Rekord: 195 Neugeborene im Juli in der Universitätsmedizin Mainz

Höchste Anzahl von Geburten in einem Monat
Newsbild

Im Juli kamen in der Klinik und Poliklinik für Geburtshilfe und Frauengesundheit der Universitätsmedizin Mainz 195 Kinder zu Welt – so viele wie noch nie in einem Monat seit Beginn der Aufzeichnungen. Das Geschlechterverhältnis unter den Juli-Neugeborenen ist annährend ausgeglichen: 98 Mädchen und 97 Jungen. Von den 183 Geburten waren 12 Mehrlingsgeburten. Bis einschließlich Juli erblickten somit insgesamt 1123 Kinder in der Universitätsmedizin Mainz das Licht der Welt. Die Zahlen bestätigen den positiven Trend aus dem Vorjahr.

Der Juli 2016 wird als ganz besonderer Monat in die Chroniken der Klinik und Poliklinik für Geburtshilfe und Frauengesundheit der Universitätsmedizin Mainz eingehen, denn mit 195 Neugeborenen in einem Monat – 98 Mädchen und 97 Jungen – verzeichnet die Klinik ein Allzeit-Jahreshoch. Im Vergleich waren in den beiden Vorjahresmonaten 160 (2014) bzw. 131 (2015) Kinder geboren worden.
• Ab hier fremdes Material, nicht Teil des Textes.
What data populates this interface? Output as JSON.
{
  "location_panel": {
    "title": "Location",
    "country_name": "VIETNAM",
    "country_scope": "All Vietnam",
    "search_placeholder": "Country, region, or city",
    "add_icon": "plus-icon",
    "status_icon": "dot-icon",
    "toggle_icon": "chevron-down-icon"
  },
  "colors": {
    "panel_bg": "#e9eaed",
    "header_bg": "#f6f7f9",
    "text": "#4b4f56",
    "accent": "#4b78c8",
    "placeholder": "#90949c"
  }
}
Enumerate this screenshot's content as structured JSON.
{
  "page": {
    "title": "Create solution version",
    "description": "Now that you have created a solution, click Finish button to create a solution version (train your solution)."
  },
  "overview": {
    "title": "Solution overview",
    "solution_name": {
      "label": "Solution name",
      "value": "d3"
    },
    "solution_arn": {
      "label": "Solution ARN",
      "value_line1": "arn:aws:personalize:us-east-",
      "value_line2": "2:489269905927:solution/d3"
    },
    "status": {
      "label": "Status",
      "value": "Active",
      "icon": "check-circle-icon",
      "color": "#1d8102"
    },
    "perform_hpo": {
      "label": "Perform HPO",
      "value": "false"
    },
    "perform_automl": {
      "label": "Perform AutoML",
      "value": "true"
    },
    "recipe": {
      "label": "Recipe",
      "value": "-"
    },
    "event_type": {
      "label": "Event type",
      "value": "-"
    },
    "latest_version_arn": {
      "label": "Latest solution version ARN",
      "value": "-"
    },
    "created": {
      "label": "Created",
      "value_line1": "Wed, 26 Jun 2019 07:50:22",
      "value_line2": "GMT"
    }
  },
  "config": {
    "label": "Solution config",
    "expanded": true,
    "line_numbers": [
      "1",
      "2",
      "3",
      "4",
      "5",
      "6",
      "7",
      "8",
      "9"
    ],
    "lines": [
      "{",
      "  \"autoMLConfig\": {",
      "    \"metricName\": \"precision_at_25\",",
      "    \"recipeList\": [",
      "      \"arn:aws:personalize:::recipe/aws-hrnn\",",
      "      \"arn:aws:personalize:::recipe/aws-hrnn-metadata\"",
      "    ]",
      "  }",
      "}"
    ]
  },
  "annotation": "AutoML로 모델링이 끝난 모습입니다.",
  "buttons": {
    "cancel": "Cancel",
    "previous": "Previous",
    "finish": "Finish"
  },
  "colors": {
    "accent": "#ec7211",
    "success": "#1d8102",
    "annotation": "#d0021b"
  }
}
Damit ist die Universitätsmedizin Mainz weiter auf Rekordkurs: Schon im „Baby-Boomer“-Jahr 2015 war die Zahl der Geburten mit 1.667 und die der infolge von Mehrlingsgeburten geborenen Kinder von insgesamt 1.730 so hoch wie schon lange nicht mehr. Insgesamt war die Geburtenziffer in der Klinik und Poliklinik für Geburtshilfe und Frauengesundheit im Jahr 2015 zum dritten Mal in Folge gestiegen.

„Die wachsende Anzahl von Geburten hier in unserer Klinik werten wir als Zeichen des Vertrauens der werdenden Eltern in uns. Wir freuen uns sehr über den anhaltenden Babyboom“, betont die Direktorin der Klinik und Poliklinik für Geburtshilfe und Frauengesundheit der Universitätsmedizin Mainz, Univ.-Prof. Dr. med. Annette Hasenburg. „Als Universitätsmedizin verfügen wir über hervorragend ausgebildetes Personal und modernste Technik. Wir sind auf die größtmögliche Sicherheit für Mutter und Kind ausgerichtet: Als Perinatalzentrum Level I bietet die Geburtshilfe unserer Klinik die höchste Versorgungsstufe in der Betreuung von normalen und mit Risiken behafteten Schwangerschaften, Neugeborenen und Frühgeborenen an.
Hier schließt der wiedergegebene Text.